Muitos investidores nesse segmento ainda acreditam que os e-sports acabarão se tornando um setor dominante e lucrativo. Mas em curto prazo, alguns deles se sentem "muito frustrados", disse John Needham, presidente de e-sports da Riot, acrescentando que sua empresa trabalhou para convencer os investidores a adotar um modelo de monetização diferente.

Embora os patrocínios ainda respondam pela maioria da receita, um dos fundamentos da estratégia da Riot são as microtransações: a venda de itens recreativos de League of Legends para os avatares dos jogadores, com temas que giram em torno de eventos esportivos do mundo real, como o campeonato mundial de League of Legends.

Essa parece ser uma fonte de receita estreita, mas os primeiros números vêm sendo muito positivos. Quando a Riot sediou o campeonato de 2022 do Valorant, outro e-sport, faturou cerca de US$ 40 milhões (R$ 211,7 milhões) somente com microtransações. Metade do total foi direcionado às equipes do campeonato por meio de um acordo de compartilhamento de receita.

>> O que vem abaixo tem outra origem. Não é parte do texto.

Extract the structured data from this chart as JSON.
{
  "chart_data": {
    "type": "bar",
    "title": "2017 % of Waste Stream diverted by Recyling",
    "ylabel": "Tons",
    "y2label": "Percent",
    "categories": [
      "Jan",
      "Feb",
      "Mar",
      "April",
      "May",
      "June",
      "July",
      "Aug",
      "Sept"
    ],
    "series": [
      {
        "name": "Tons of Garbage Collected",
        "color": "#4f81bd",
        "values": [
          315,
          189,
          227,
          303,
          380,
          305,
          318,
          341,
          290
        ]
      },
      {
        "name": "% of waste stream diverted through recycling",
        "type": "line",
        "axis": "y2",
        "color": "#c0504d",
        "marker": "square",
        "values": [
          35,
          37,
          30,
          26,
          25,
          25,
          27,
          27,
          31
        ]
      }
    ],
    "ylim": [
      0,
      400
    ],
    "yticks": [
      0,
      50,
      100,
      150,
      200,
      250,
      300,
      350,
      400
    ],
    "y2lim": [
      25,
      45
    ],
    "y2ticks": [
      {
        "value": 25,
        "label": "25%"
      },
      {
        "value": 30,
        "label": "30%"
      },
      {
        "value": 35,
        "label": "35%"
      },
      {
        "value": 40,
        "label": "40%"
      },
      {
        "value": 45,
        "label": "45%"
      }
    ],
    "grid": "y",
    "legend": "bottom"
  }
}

"É nesse ponto que vamos desordenar a fórmula de receita da transmissão televisiva tradicional, porque podemos ganhar escala", disse Needham.

Por enquanto, o dispendioso processo de montar equipes competitivas de e-sports serve simplesmente como um catalisador para as operações reais de geração de receita em muitas organizações de esportes eletrônicos. Equipes proeminentes como a FaZe Clan e a 100 Thieves se transformaram em marcas de estilo de vida mais amplas, que oferecem aos espectadores roupas e entretenimento "livestream". A FaZe Clan, que abriu seu capital este ano, o que foi visto como um marco para o setor, está perdendo dinheiro e cortando custos, por conta da queda no valor de suas ações.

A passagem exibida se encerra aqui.